I tassi di interesse sui prestiti erogati dalle banche italiane sono stati talmente bassi da toccare nuovi minimi storici

I tassi di interesse sui prestiti erogati dalle banche italiane, in gennaio, sono stati talmente bassi da toccare, in alcuni casi, nuovi minimi storici. Nel Rapporto Abi di gennaio viene spiegato, a questo proposito, che il tasso medio ponderato sul totale dei prestiti a famiglie e imprese è stato del 3,26%, arrivando, quindi, vicino al minimo storico che è del 3,25%.

Il tasso sui prestiti alle famiglie per l'acquisto di abitazioni è risultato pari al 2,48%, toccando un nuovo minimo storico dopo il 2,49% del dicembre 2015. Basti considerare il 5,72% di fine 2007 per comprendere la portata del fenomeno.
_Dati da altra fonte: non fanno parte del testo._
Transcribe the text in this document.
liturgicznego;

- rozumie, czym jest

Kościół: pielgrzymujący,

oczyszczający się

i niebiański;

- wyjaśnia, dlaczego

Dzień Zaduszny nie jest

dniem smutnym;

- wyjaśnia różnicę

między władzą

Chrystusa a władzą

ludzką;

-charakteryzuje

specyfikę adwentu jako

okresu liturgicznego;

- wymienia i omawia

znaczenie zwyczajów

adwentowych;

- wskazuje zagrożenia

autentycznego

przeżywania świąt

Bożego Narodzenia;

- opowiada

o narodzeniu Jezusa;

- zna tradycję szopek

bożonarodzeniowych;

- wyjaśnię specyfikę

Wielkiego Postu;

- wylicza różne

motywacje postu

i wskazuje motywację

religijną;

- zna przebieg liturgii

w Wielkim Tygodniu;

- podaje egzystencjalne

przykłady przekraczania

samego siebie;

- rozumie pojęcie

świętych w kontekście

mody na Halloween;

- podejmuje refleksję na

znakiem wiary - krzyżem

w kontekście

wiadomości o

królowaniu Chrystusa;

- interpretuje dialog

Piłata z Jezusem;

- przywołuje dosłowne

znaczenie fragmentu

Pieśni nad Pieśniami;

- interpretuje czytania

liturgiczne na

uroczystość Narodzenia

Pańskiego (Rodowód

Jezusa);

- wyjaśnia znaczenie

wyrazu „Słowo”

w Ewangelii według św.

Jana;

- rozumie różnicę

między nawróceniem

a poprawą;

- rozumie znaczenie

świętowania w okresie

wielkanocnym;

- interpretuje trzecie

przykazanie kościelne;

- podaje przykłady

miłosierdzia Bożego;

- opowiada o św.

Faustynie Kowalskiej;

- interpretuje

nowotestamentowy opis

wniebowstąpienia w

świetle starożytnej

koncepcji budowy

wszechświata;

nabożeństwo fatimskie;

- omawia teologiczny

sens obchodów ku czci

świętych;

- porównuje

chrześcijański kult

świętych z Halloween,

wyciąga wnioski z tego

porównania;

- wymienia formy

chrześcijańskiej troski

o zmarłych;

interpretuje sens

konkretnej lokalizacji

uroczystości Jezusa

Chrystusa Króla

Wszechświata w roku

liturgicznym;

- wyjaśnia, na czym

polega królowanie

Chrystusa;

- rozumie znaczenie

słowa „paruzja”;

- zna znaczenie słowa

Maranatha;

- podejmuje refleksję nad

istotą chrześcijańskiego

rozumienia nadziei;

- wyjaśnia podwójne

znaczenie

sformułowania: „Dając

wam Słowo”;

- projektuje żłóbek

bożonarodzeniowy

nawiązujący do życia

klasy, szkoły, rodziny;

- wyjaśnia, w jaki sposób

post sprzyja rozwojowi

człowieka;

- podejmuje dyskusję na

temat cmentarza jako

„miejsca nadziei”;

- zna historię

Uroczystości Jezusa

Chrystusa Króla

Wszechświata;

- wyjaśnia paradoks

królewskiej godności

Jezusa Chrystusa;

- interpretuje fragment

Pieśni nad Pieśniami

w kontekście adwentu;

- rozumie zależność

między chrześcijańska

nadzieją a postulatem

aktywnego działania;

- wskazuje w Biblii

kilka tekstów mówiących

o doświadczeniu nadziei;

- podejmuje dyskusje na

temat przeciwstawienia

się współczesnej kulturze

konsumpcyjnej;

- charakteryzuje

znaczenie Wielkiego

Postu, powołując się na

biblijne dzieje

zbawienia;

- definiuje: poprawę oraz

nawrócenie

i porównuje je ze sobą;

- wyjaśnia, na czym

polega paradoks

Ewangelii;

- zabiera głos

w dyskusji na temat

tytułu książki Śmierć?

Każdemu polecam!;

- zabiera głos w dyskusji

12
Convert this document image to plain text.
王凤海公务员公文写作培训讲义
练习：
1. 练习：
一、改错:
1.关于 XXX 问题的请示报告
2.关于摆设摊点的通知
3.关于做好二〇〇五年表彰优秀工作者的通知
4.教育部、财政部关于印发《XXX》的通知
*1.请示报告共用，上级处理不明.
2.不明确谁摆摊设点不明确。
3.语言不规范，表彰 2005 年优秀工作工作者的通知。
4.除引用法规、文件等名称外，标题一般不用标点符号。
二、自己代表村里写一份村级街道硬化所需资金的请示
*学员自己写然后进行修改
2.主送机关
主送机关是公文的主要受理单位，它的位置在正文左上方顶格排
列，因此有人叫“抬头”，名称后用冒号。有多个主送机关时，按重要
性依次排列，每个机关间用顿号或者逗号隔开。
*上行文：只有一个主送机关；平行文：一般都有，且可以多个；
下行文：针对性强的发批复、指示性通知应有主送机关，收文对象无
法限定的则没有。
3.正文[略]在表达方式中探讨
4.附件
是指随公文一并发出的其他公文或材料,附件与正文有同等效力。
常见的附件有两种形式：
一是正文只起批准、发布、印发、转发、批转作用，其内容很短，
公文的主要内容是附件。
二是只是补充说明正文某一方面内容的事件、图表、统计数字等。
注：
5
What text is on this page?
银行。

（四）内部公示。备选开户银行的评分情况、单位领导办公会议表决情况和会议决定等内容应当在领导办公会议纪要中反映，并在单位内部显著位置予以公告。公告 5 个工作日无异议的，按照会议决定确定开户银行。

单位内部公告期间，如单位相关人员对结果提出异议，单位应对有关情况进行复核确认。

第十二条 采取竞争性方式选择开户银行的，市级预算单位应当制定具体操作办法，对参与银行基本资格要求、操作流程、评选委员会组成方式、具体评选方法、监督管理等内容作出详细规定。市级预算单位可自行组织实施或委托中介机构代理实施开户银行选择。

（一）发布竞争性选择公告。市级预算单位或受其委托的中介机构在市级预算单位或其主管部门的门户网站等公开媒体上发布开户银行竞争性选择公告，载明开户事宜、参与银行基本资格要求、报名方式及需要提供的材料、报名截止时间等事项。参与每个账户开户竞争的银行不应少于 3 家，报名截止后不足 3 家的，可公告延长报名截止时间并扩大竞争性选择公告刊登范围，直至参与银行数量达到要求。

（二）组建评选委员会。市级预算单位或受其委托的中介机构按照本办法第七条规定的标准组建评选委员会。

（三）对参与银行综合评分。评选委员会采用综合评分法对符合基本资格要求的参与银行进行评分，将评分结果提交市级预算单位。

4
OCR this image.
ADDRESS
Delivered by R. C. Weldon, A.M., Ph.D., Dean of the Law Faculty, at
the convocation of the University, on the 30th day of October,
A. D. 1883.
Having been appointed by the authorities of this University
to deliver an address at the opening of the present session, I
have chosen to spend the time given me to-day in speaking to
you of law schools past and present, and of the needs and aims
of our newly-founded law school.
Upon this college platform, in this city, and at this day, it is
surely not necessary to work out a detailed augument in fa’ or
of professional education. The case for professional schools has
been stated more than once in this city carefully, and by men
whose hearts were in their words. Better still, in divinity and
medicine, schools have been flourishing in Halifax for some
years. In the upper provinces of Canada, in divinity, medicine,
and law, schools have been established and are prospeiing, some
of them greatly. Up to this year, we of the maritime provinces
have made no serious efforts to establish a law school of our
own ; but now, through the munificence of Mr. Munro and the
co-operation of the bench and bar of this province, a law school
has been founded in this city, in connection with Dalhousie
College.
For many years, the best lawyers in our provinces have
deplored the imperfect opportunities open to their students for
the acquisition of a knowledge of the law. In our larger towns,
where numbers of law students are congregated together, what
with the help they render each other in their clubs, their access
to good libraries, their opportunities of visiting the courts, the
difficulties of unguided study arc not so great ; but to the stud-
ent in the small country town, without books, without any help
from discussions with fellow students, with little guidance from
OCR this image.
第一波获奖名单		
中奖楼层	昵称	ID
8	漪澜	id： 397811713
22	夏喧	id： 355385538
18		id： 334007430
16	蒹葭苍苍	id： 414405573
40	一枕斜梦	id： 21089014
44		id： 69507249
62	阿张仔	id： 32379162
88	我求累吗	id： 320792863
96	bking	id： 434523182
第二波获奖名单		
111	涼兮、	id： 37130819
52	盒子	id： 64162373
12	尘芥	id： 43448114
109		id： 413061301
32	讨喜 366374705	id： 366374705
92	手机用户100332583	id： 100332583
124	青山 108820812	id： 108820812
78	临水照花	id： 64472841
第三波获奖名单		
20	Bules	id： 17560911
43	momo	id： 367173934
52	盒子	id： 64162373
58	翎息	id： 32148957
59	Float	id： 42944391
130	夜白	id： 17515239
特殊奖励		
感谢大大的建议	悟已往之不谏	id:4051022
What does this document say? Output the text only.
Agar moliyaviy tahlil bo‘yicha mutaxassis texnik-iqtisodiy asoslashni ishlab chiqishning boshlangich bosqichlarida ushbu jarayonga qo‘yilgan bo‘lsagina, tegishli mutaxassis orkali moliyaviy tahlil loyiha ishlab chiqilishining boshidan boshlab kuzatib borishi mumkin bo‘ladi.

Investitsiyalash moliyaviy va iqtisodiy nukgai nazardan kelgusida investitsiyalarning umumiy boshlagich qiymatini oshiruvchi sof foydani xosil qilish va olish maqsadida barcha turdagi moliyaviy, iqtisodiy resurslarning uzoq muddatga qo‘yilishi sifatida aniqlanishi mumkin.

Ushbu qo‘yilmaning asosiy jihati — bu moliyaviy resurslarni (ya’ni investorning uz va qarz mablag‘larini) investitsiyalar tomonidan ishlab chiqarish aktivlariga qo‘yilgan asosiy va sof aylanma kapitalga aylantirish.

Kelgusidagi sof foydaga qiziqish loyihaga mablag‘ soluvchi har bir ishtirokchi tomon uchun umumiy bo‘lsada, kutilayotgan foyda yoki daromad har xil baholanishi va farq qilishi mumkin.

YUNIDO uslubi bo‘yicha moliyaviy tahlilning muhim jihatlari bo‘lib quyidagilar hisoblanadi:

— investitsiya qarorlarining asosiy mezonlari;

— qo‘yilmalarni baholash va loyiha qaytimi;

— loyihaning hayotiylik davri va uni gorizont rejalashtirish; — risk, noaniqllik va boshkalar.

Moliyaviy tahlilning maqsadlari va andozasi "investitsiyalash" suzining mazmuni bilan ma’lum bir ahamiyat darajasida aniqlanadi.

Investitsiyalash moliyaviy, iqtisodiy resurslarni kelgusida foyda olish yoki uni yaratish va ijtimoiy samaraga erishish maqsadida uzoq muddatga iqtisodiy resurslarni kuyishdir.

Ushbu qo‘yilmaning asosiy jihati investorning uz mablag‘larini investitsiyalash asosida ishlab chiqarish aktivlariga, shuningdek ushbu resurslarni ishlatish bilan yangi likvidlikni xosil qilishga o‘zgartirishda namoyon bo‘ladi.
Scendendo nel dettaglio si nota che sul totale delle nuove erogazioni di mutui, sempre secondo l'Abi, quasi i due terzi sono a tasso fisso con una quota nell'ultimo mese del 66%. Il tasso sui nuovi prestiti alle imprese è pari all'1,72%, di poco superiore al minimo storico dell'1,67% registrato nel novembre 2015. Insomma, non basterà scegliere una tra le migliori carte di credito a saldo per comprare casa ma, se continua così, avere un tetto sulla testa potrebbe essere conveniente come mai prima.